The network of synapses grows rapidly during the first year and continues to do so during toddlerhood.
Life experience will activate certain neurons, create new brain connections and strengthen existing ones, called myelination.
Unused connections will eventually be eliminated during synaptic pruning in the brain6.
Synaptic pruning is the neuronal process in which unused neurons and synapses are eliminated to increase efficiency in neuronal transmissions. This process occurs between early childhood and puberty.
Because early childhood experiences can literally shape the brain, babies can adapt flexibly to any environment they’re born into7.
But that also means what parents do or don’t do during these formative years can have a profound impact on the child’s healthy development – mental health and physical health.
Critical Periods & Plasticity
Within early childhood, developmental timing is also important. There are windows of time when different areas of the brain become relatively more sensitive to experiences.
This period of childhood brain development is called a critical period or sensitive period.
During critical periods or sensitive periods, synaptic connections in certain brain regions are more plastic and malleable. Connections are formed or strengthened given the appropriate experiences. After the critical period has passed, the synapses become stabilized and less plastic8.
For example, language skills learning is much easier for young children. They can learn a non-native language and attain proficiency more easily before puberty. So the sensitive period for language development, especially second language, is from birth to before puberty.
Have trouble motivating your child?
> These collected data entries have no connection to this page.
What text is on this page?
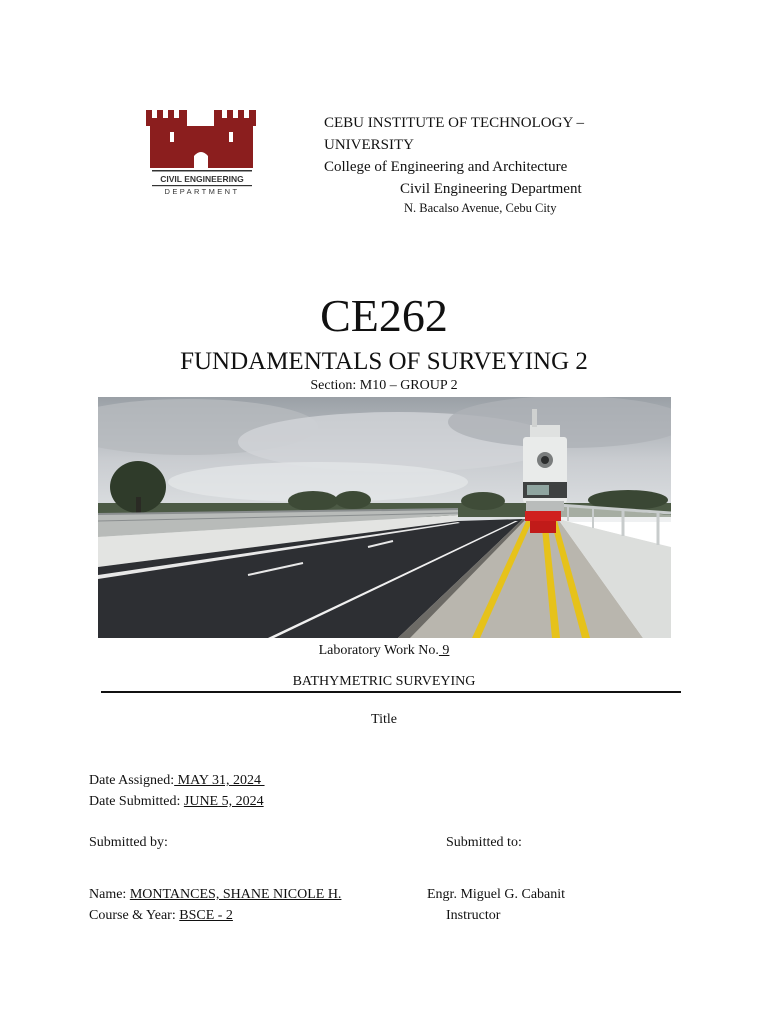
CIVIL ENGINEERING
DEPARTMENT
CEBU INSTITUTE OF TECHNOLOGY –
UNIVERSITY
College of Engineering and Architecture
Civil Engineering Department
N. Bacalso Avenue, Cebu City
CE262
FUNDAMENTALS OF SURVEYING 2
Section: M10 – GROUP 2
Laboratory Work No. 9
BATHYMETRIC SURVEYING
Title
Date Assigned: MAY 31, 2024
Date Submitted: JUNE 5, 2024
Submitted by:	Submitted to:
Name: MONTANCES, SHANE NICOLE H.
Course & Year: BSCE - 2
Engr. Miguel G. Cabanit
Instructor
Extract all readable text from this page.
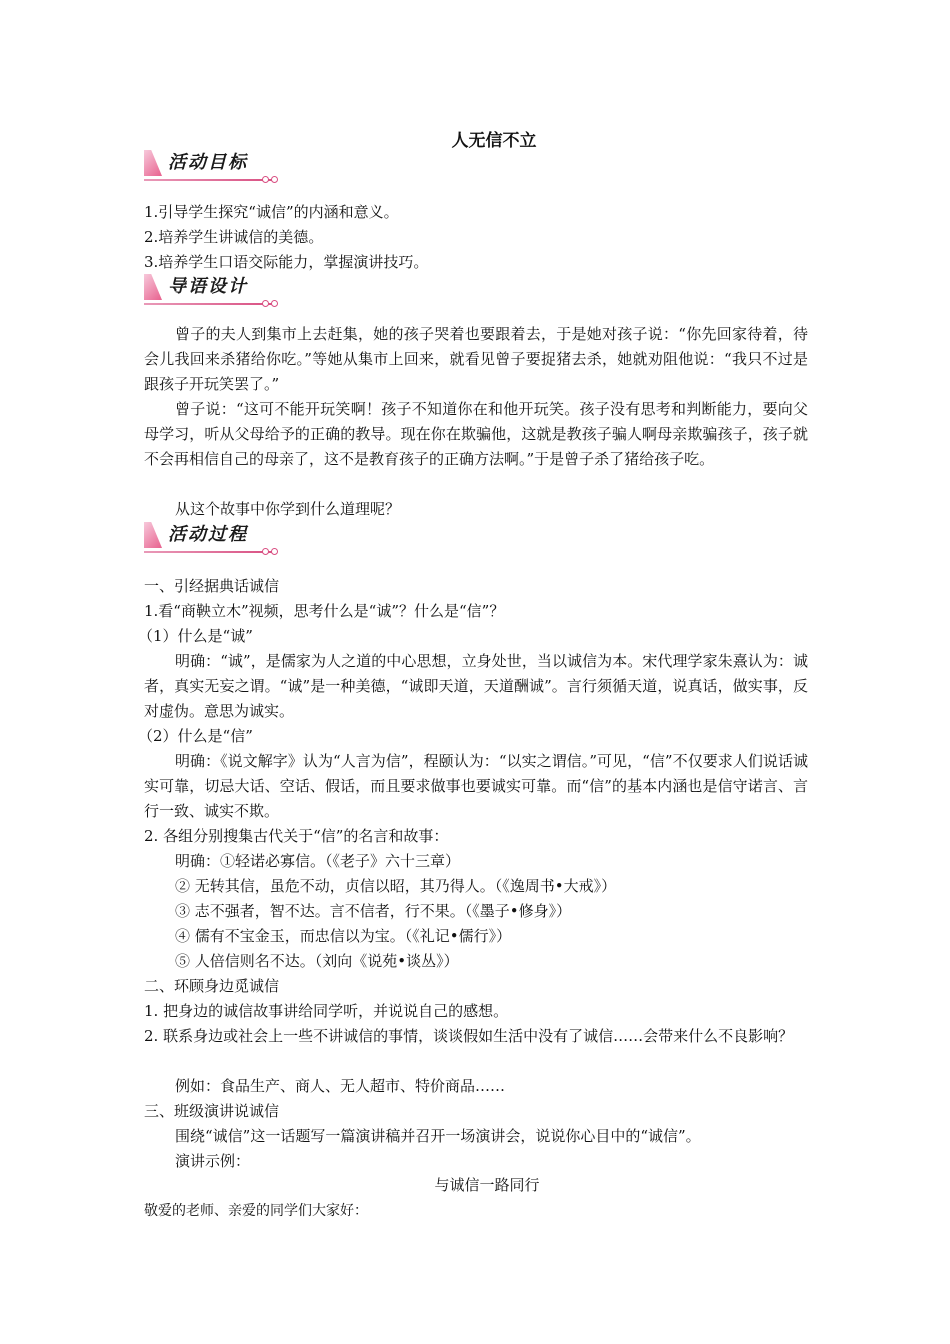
人无信不立
活动目标
1.引导学生探究“诚信”的内涵和意义。
2.培养学生讲诚信的美德。
3.培养学生口语交际能力，掌握演讲技巧。
导语设计
曾子的夫人到集市上去赶集，她的孩子哭着也要跟着去，于是她对孩子说：“你先回家待着，待会儿我回来杀猪给你吃。”等她从集市上回来，就看见曾子要捉猪去杀，她就劝阻他说：“我只不过是跟孩子开玩笑罢了。”
曾子说：“这可不能开玩笑啊！孩子不知道你在和他开玩笑。孩子没有思考和判断能力，要向父母学习，听从父母给予的正确的教导。现在你在欺骗他，这就是教孩子骗人啊母亲欺骗孩子，孩子就不会再相信自己的母亲了，这不是教育孩子的正确方法啊。”于是曾子杀了猪给孩子吃。
从这个故事中你学到什么道理呢？
活动过程
一、引经据典话诚信
1.看“商鞅立木”视频，思考什么是“诚”？什么是“信”？
（1）什么是“诚”
明确：“诚”，是儒家为人之道的中心思想，立身处世，当以诚信为本。宋代理学家朱熹认为：诚者，真实无妄之谓。“诚”是一种美德，“诚即天道，天道酬诚”。言行须循天道，说真话，做实事，反对虚伪。意思为诚实。
（2）什么是“信”
明确：《说文解字》认为“人言为信”，程颐认为：“以实之谓信。”可见，“信”不仅要求人们说话诚实可靠，切忌大话、空话、假话，而且要求做事也要诚实可靠。而“信”的基本内涵也是信守诺言、言行一致、诚实不欺。
2. 各组分别搜集古代关于“信”的名言和故事：
明确：①轻诺必寡信。（《老子》六十三章）
② 无转其信，虽危不动，贞信以昭，其乃得人。（《逸周书•大戒》）
③ 志不强者，智不达。言不信者，行不果。（《墨子•修身》）
④ 儒有不宝金玉，而忠信以为宝。（《礼记•儒行》）
⑤ 人倍信则名不达。（刘向《说苑•谈丛》）
二、环顾身边觅诚信
1. 把身边的诚信故事讲给同学听，并说说自己的感想。
2. 联系身边或社会上一些不讲诚信的事情，谈谈假如生活中没有了诚信……会带来什么不良影响？
例如：食品生产、商人、无人超市、特价商品……
三、班级演讲说诚信
围绕“诚信”这一话题写一篇演讲稿并召开一场演讲会，说说你心目中的“诚信”。
演讲示例：
与诚信一路同行
敬爱的老师、亲爱的同学们大家好：
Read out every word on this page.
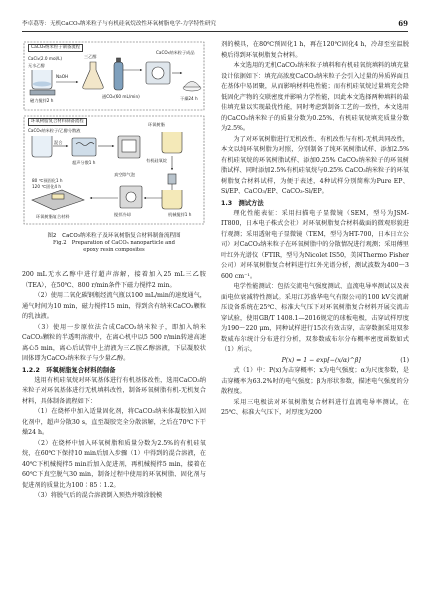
李卓荔等：无机CaCO₃纳米粒子与有机硅氧烷改性环氧树脂电学-力学特性研究	69
CaCO₃纳米粒子制备流程
环氧树脂复合材料制备流程
CaCl₂(2.0 mol/L)
无水乙醇
NaOH
磁力搅拌2 h
三乙醇
通CO₂(60 mL/min)
CaCO₃纳米粒子成品
干燥24 h
CaCO₃纳米粒子/乙醇分散液
混合
超声分散1 h
环氧树脂
有机硅氧烷
机械搅拌1 h
真空除气泡
搅拌冷却
80 ℃预固化1 h
120 ℃固化4 h
环氧树脂复合材料
图2　CaCO₃纳米粒子及环氧树脂复合材料制备流程图
Fig.2　Preparation of CaCO₃ nanoparticle and
epoxy resin composites

200 mL无水乙醇中进行超声溶解，接着加入25 mL三乙胺（TEA），在50℃、800 r/min条件下磁力搅拌2 min。

（2）使用二氧化碳钢瓶经流气瓶以100 mL/min的速度通气，通气时间为10 min，磁力搅拌15 min，得到含有纳米CaCO₃颗粒的乳浊液。

（3）使用一步原位法合成CaCO₃纳米粒子，即加入纳米CaCO₃颗粒的半透明溶液中，在离心机中以5 500 r/min转速高速离心5 min，离心后试管中上清液为三乙胺乙醇溶液，下层凝胶状固体即为CaCO₃纳米粒子与少量乙醇。

1.2.2　环氧树脂复合材料的制备

选用有机硅氧烷对环氧基体进行有机基体改性，选用CaCO₃纳米粒子对环氧基体进行无机填料改性，制备环氧树脂有机-无机复合材料，具体制备流程如下：

（1）在烧杯中加入适量固化剂，将CaCO₃纳米体凝胶加入固化剂中，超声分散30 s，直至凝胶完全分散溶解，之后在70℃下干燥24 h。

（2）在烧杯中加入环氧树脂和质量分数为2.5%的有机硅氧烷，在60℃下保持10 min后加入步骤（1）中得到的混合溶液，在40℃下机械搅拌5 min后加入促进剂，再机械搅拌5 min，接着在60℃下真空脱气30 min，制备过程中使用的环氧树脂、固化剂与促进剂的质量比为100∶85∶1.2。

（3）将脱气后的混合溶液倒入预热并喷涂脱模

剂的模具，在80℃预固化1 h，再在120℃固化4 h，冷却至室温脱模后得到环氧树脂复合材料。

本文选用的无机CaCO₃纳米粒子填料和有机硅氧烷填料的填充量设计依据如下：填充高浓度CaCO₃纳米粒子会引入过量的异质界面且在基体中易团聚，从而影响材料电性能；而有机硅氧烷过量填充会降低固化产物的交联密度并影响力学性能，因此本文选择两种填料的最佳填充量以实现最优性能，同时考虑到制备工艺的一致性，本文选用的CaCO₃纳米粒子的质量分数为0.25%、有机硅氧烷填充质量分数为2.5%。

为了对环氧树脂进行无机改性、有机改性与有机-无机共同改性，本文以纯环氧树脂为对照，分别制备了纯环氧树脂试样、添加2.5%有机硅氧烷的环氧树脂试样、添加0.25% CaCO₃纳米粒子的环氧树脂试样、同时添加2.5%有机硅氧烷与0.25% CaCO₃纳米粒子的环氧树脂复合材料试样，为便于表述，4种试样分别简称为Pure EP、Si/EP、CaCO₃/EP、CaCO₃-Si/EP。

1.3　测试方法

理化性能表征：采用扫描电子显微镜（SEM，型号为JSM-IT800，日本电子株式会社）对环氧树脂复合材料截面的微观形貌进行观测；采用透射电子显微镜（TEM，型号为HT-700，日本日立公司）对CaCO₃纳米粒子在环氧树脂中的分散情况进行观测；采用傅里叶红外光谱仪（FTIR，型号为Nicolet IS50，美国Thermo Fisher公司）对环氧树脂复合材料进行红外光谱分析，测试波数为400～3 600 cm⁻¹。

电学性能测试：包括交流电气强度测试、直流电导率测试以及表面电位衰减特性测试。采用江苏盛华电气有限公司的100 kV交流耐压设备系统在25℃、标准大气压下对环氧树脂复合材料开展交流击穿试验，使用GB/T 1408.1—2016规定的球板电极，击穿试样厚度为190～220 μm，同种试样进行15次有效击穿，击穿数据采用双参数威布尔统计分布进行分析，双参数威布尔分布概率密度函数如式（1）所示。

P(x) = 1 − exp[−(x/α)^β]	(1)

式（1）中：P(x)为击穿概率；x为电气强度；α为尺度参数，是击穿概率为63.2%时的电气强度；β为形状参数，描述电气强度的分散程度。

采用三电极法对环氧树脂复合材料进行直流电导率测试，在25℃、标准大气压下，对厚度为200
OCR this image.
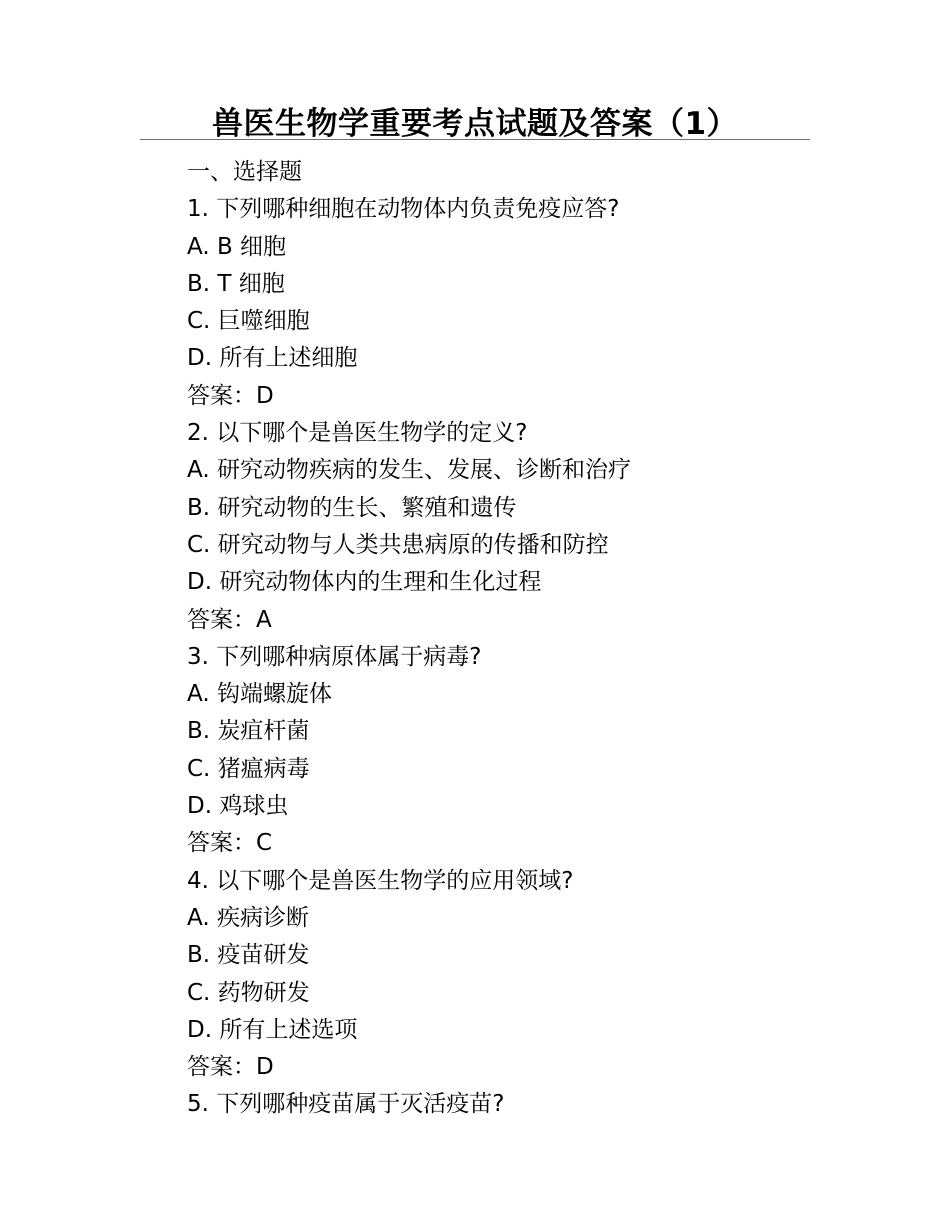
兽医生物学重要考点试题及答案（1）
一、选择题
1. 下列哪种细胞在动物体内负责免疫应答?
A. B 细胞
B. T 细胞
C. 巨噬细胞
D. 所有上述细胞
答案：D
2. 以下哪个是兽医生物学的定义?
A. 研究动物疾病的发生、发展、诊断和治疗
B. 研究动物的生长、繁殖和遗传
C. 研究动物与人类共患病原的传播和防控
D. 研究动物体内的生理和生化过程
答案：A
3. 下列哪种病原体属于病毒?
A. 钩端螺旋体
B. 炭疽杆菌
C. 猪瘟病毒
D. 鸡球虫
答案：C
4. 以下哪个是兽医生物学的应用领域?
A. 疾病诊断
B. 疫苗研发
C. 药物研发
D. 所有上述选项
答案：D
5. 下列哪种疫苗属于灭活疫苗?
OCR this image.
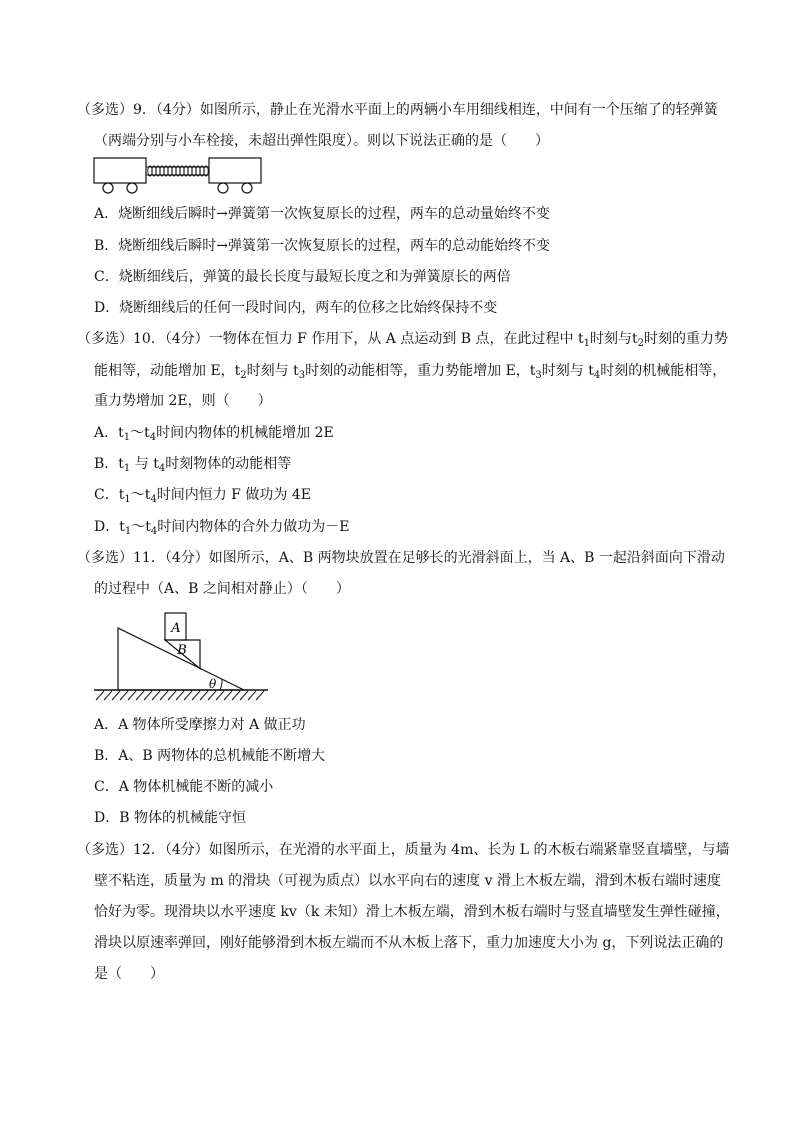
（多选）9．（4分）如图所示，静止在光滑水平面上的两辆小车用细线相连，中间有一个压缩了的轻弹簧
（两端分别与小车栓接，未超出弹性限度）。则以下说法正确的是（　　）
A．烧断细线后瞬时→弹簧第一次恢复原长的过程，两车的总动量始终不变
B．烧断细线后瞬时→弹簧第一次恢复原长的过程，两车的总动能始终不变
C．烧断细线后，弹簧的最长长度与最短长度之和为弹簧原长的两倍
D．烧断细线后的任何一段时间内，两车的位移之比始终保持不变
（多选）10．（4分）一物体在恒力 F 作用下，从 A 点运动到 B 点，在此过程中 $t_1$时刻与$t_2$时刻的重力势
能相等，动能增加 E，$t_2$时刻与 $t_3$时刻的动能相等，重力势能增加 E，$t_3$时刻与 $t_4$时刻的机械能相等，
重力势增加 2E，则（　　）
A．$t_1\sim t_4$时间内物体的机械能增加 2E
B．$t_1$ 与 $t_4$时刻物体的动能相等
C．$t_1\sim t_4$时间内恒力 F 做功为 4E
D．$t_1\sim t_4$时间内物体的合外力做功为－E
（多选）11．（4分）如图所示，A、B 两物块放置在足够长的光滑斜面上，当 A、B 一起沿斜面向下滑动
的过程中（A、B 之间相对静止）（　　）
A
B
θ
A．A 物体所受摩擦力对 A 做正功
B．A、B 两物体的总机械能不断增大
C．A 物体机械能不断的减小
D．B 物体的机械能守恒
（多选）12．（4分）如图所示，在光滑的水平面上，质量为 4m、长为 L 的木板右端紧靠竖直墙壁，与墙
壁不粘连，质量为 m 的滑块（可视为质点）以水平向右的速度 v 滑上木板左端，滑到木板右端时速度
恰好为零。现滑块以水平速度 kv（k 未知）滑上木板左端，滑到木板右端时与竖直墙壁发生弹性碰撞，
滑块以原速率弹回，刚好能够滑到木板左端而不从木板上落下，重力加速度大小为 g，下列说法正确的
是（　　）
Check out: How To Motivate Kids
Nature vs Nurture In Child Development
Besides influencing a child’s brain architecture, early life experiences have other lifelong effects on a child’s development.
A large amount of scientific evidence indicates that life experience can affect gene expression — how information in a gene is used (epigenetics) — in some cases by slowing or shutting the genes off, and in others by increasing their output9.
This is why identical twins are not carbon copies of each other.
Although their genes (DNA code) are identical, their epigenetic markers are different from birth and continue to diverge as they interact with the environment in distinctive ways.
Even more important, these epigenetic changes can be permanent and passed down from generation to generation.
In the age-old nature-versus-nurture debate, epigenetics offers a surprising middle ground.
Genes are profoundly important, but so are environmental factors.
Also See: Specific Learning Disability
The Early Years Matter
Childhood is a time of tremendous sensitivity, a time when everyday experiences, both positive and negative experiences, bestow lasting effects10.
Developmental outcomes can be seriously impacted if kids are deprived of basic social and emotional nurturing in this developmental process.
This is confirmed by various research.
Differences in socioeconomic status (SES) in the early years of a child can result in disparities in brain structure. Extreme poverty is associated with lower gray matter volume and academic achievement11.
Children who experienced early neglect tend to have lower cognitive abilities. Early neglect affects the organization of white matter in the prefrontal cortex affecting its cognitive function12. It also hinders emotional development affecting social behavior13.
Parenting For Brain Development
Neuroplasticity and epigenesis are two major cornerstones in understanding a child’s neurological development in the early years of life.
While we don’t need to be perfect parents (and who can be?), good enough parenting can do a child tremendous good. Quality early experiences provide a strong foundation for a child’s healthy development.
On the other hand, authoritarian parenting is associated with adverse childhood experiences (ACE). Chronic stress experienced by children of authoritarian parents can lead to toxic stress and an overreactive stress response nervous system.
Early childhood education also plays an important role in a child’s cognitive development and growth. Finding good child care providers and choosing a quality preschool for your child can benefit their development in early childhood and in the long term.